After all, as you admit, “the system is sloppy and breeds confusion.” Scooter Libby, for example, often spoke “off the record” when he really meant “deep background.” And Time magazine reporter Matt Cooper seems equally confused, testifying that “off the record” meant a reporter couldn’t use the information given him – and then went ahead and used information Libby had given him “off the record.”
Despite these and numerous other examples of incompetence mixed with perfidy, Frankel somehow concludes it’s all for the best. “Clearly, from the perspective of the public interest, there are and always have been both good and bad leaks, true and illuminating betrayals of secrets as well as false and conniving ones.” To the Times man, “there are no neat lines of distinction.”
It’s quite clear how such ambiguity can serve the special interests of both sides of the Big Politics/Big Media equation.
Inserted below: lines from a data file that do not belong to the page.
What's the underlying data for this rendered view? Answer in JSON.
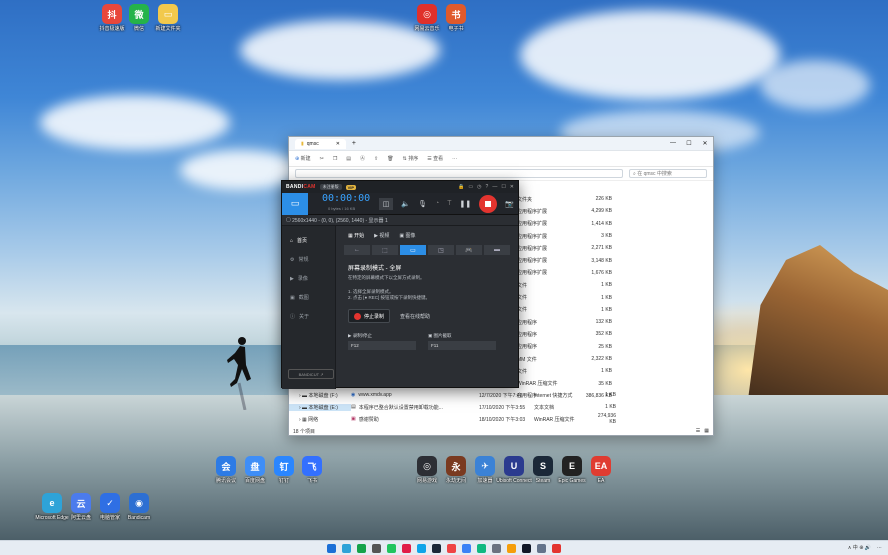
{
  "desktop": {
    "top_icons": [
      {
        "label": "抖音极速版",
        "color": "#e8473b",
        "glyph": "抖"
      },
      {
        "label": "微信",
        "color": "#25b34a",
        "glyph": "微"
      },
      {
        "label": "新建文件夹",
        "color": "#f2c94c",
        "glyph": "▭"
      },
      {
        "label": "网易云音乐",
        "color": "#e0302a",
        "glyph": "◎"
      },
      {
        "label": "电子书",
        "color": "#e05a2b",
        "glyph": "书"
      }
    ],
    "middle_icons": [
      {
        "label": "腾讯会议",
        "color": "#2d7be5",
        "glyph": "会"
      },
      {
        "label": "百度网盘",
        "color": "#3f8ef7",
        "glyph": "盘"
      },
      {
        "label": "钉钉",
        "color": "#2a86ff",
        "glyph": "钉"
      },
      {
        "label": "飞书",
        "color": "#3370ff",
        "glyph": "飞"
      }
    ],
    "left_icons": [
      {
        "label": "Microsoft Edge",
        "color": "#2ea3d8",
        "glyph": "e"
      },
      {
        "label": "阿里云盘",
        "color": "#4b7bec",
        "glyph": "云"
      },
      {
        "label": "电脑管家",
        "color": "#2f6fe4",
        "glyph": "✓"
      },
      {
        "label": "Bandicam",
        "color": "#2d6fd2",
        "glyph": "◉"
      }
    ],
    "game_icons": [
      {
        "label": "网易游戏",
        "color": "#2d2f35",
        "glyph": "◎"
      },
      {
        "label": "永劫无间",
        "color": "#7a3a20",
        "glyph": "永"
      },
      {
        "label": "加速器",
        "color": "#3b82d6",
        "glyph": "✈"
      },
      {
        "label": "Ubisoft Connect",
        "color": "#2b3b8f",
        "glyph": "U"
      },
      {
        "label": "Steam",
        "color": "#1b2838",
        "glyph": "S"
      },
      {
        "label": "Epic Games",
        "color": "#222",
        "glyph": "E"
      },
      {
        "label": "EA",
        "color": "#e03c31",
        "glyph": "EA"
      }
    ]
  },
  "explorer": {
    "tab_title": "qmsc",
    "toolbar": [
      "新建",
      "排序",
      "查看",
      "···"
    ],
    "search_placeholder": "在 qmsc 中搜索",
    "right_rows": [
      {
        "type": "文件夹",
        "size": "226 KB"
      },
      {
        "type": "应用程序扩展",
        "size": "4,299 KB"
      },
      {
        "type": "应用程序扩展",
        "size": "1,414 KB"
      },
      {
        "type": "应用程序扩展",
        "size": "3 KB"
      },
      {
        "type": "应用程序扩展",
        "size": "2,271 KB"
      },
      {
        "type": "应用程序扩展",
        "size": "3,148 KB"
      },
      {
        "type": "应用程序扩展",
        "size": "1,676 KB"
      },
      {
        "type": "文件",
        "size": "1 KB"
      },
      {
        "type": "文件",
        "size": "1 KB"
      },
      {
        "type": "文件",
        "size": "1 KB"
      },
      {
        "type": "应用程序",
        "size": "132 KB"
      },
      {
        "type": "应用程序",
        "size": "352 KB"
      },
      {
        "type": "应用程序",
        "size": "25 KB"
      },
      {
        "type": "MM 文件",
        "size": "2,322 KB"
      },
      {
        "type": "文件",
        "size": "1 KB"
      },
      {
        "type": "WinRAR 压缩文件",
        "size": "35 KB"
      },
      {
        "type": "应用程序",
        "size": "386,836 KB"
      }
    ],
    "bottom_rows": [
      {
        "nav": "本地磁盘 (F:)",
        "name": "www.xmdv.app",
        "date": "12/7/2020 下午7:46",
        "type": "Internet 快捷方式",
        "size": "1 KB"
      },
      {
        "nav": "本地磁盘 (E:)",
        "name": "本程序已整合默认设置禁用卸载功能...",
        "date": "17/10/2020 下午3:55",
        "type": "文本文档",
        "size": "1 KB"
      },
      {
        "nav": "网络",
        "name": "感谢赞助",
        "date": "18/10/2020 下午3:03",
        "type": "WinRAR 压缩文件",
        "size": "274,936 KB"
      }
    ],
    "status": "18 个项目"
  },
  "bandicam": {
    "logo_a": "BANDI",
    "logo_b": "CAM",
    "edition": "未注册版",
    "vip": "VIP",
    "timer": "00:00:00",
    "size": "0 bytes / 16 KB",
    "info": "2560x1440 - (0, 0), (2560, 1440) - 显示器 1",
    "sidebar": [
      "首页",
      "常规",
      "录像",
      "截图",
      "关于"
    ],
    "bdcut": "BANDICUT ↗",
    "tabs": [
      "开始",
      "视频",
      "图像"
    ],
    "mode_title": "屏幕录制模式 - 全屏",
    "mode_desc": "在特定的屏幕模式下以全屏方式录制。",
    "steps": [
      "1. 选择全屏录制模式。",
      "2. 点击 [● REC] 按钮或按下录制快捷键。"
    ],
    "start_btn": "停止录制",
    "help_link": "查看在线帮助",
    "key_record_label": "录制/停止",
    "key_record_value": "F12",
    "key_capture_label": "图片截取",
    "key_capture_value": "F11"
  },
  "taskbar": {
    "colors": [
      "#1c6fd6",
      "#2ea3d8",
      "#16a34a",
      "#555",
      "#22c55e",
      "#e11d48",
      "#0ea5e9",
      "#1b2838",
      "#ef4444",
      "#3b82f6",
      "#10b981",
      "#6b7280",
      "#f59e0b",
      "#111827",
      "#64748b",
      "#e3342f"
    ],
    "tray_text": "∧ 中 ⊕ 🔊",
    "time": "⋯"
  }
}
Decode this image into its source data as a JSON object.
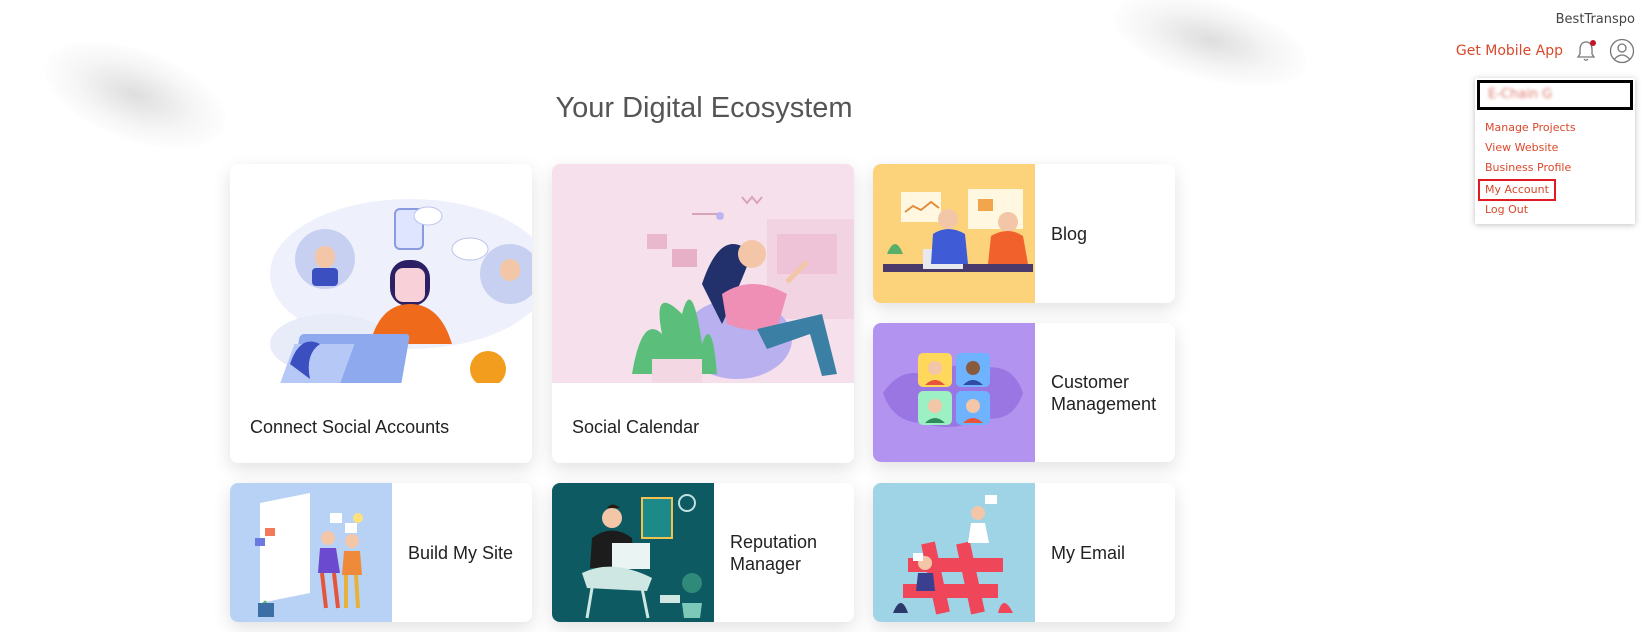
{
  "header": {
    "brand": "BestTranspo",
    "get_app_label": "Get Mobile App"
  },
  "account_menu": {
    "user_name": "E-Chain G",
    "items": [
      {
        "label": "Manage Projects"
      },
      {
        "label": "View Website"
      },
      {
        "label": "Business Profile"
      },
      {
        "label": "My Account",
        "highlighted": true
      },
      {
        "label": "Log Out"
      }
    ]
  },
  "main": {
    "title": "Your Digital Ecosystem",
    "cards": [
      {
        "label": "Connect Social Accounts"
      },
      {
        "label": "Social Calendar"
      },
      {
        "label": "Blog"
      },
      {
        "label": "Customer Management"
      },
      {
        "label": "Build My Site"
      },
      {
        "label": "Reputation Manager"
      },
      {
        "label": "My Email"
      }
    ]
  },
  "colors": {
    "accent": "#d9482b",
    "highlight_border": "#e01b24"
  },
  "icons": [
    "bell-icon",
    "user-circle-icon"
  ]
}
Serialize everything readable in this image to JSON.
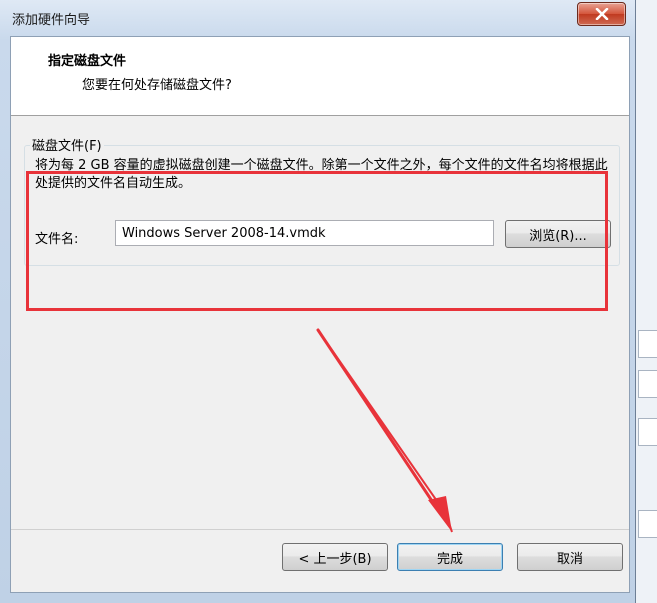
{
  "window": {
    "title": "添加硬件向导",
    "close_glyph": "✕"
  },
  "header": {
    "title": "指定磁盘文件",
    "subtitle": "您要在何处存储磁盘文件?"
  },
  "disk_file_group": {
    "label": "磁盘文件(F)",
    "description": "将为每 2 GB 容量的虚拟磁盘创建一个磁盘文件。除第一个文件之外，每个文件的文件名均将根据此处提供的文件名自动生成。",
    "file_name_label": "文件名:",
    "file_name_value": "Windows Server 2008-14.vmdk",
    "browse_label": "浏览(R)..."
  },
  "buttons": {
    "back_label": "< 上一步(B)",
    "finish_label": "完成",
    "cancel_label": "取消"
  },
  "colors": {
    "annotation": "#e8333a",
    "accent": "#3c7fb1",
    "close_button": "#c03a20"
  },
  "icons": {
    "close": "close-icon"
  }
}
But how does it serve the reader, the citizen, and our democracy?
“Much as I enjoyed the human drama and revelations of the Libby case, I wound up regretting the rough ride of the law through the marketplace of information,” Frankel concludes. “Attorneys general should resist the temptation to interfere with newsgathering or to delegate such a decision to a single-minded special counsel. When a White House leak is suspected, it is hard to avoid an independent prosecutor, but it’s a pressure worth resisting.
“It may sound cynical to conclude that tolerating abusive leaks by government is the price that society has to pay for the benefit of receiving essential leaks about government. But that awkward condition has long served to protect the most vital secrets while dislodging the many the public deserves to know.”
In loose translation: Prosecutors of the realm let this back-alley market flourish. Attorneys general and others armed with subpoena power, please leave well enough alone. Back off. Butt out.
It’s true that the damage to newsgathering from the Libby trial “has been significant,” as Frankel notes. But it’s even truer that preserving the corrupt black market in information that pours through the “Washington back channel” is even more dangerous to journalism – and democracy – than a dozen Special Prosecutors could ever be.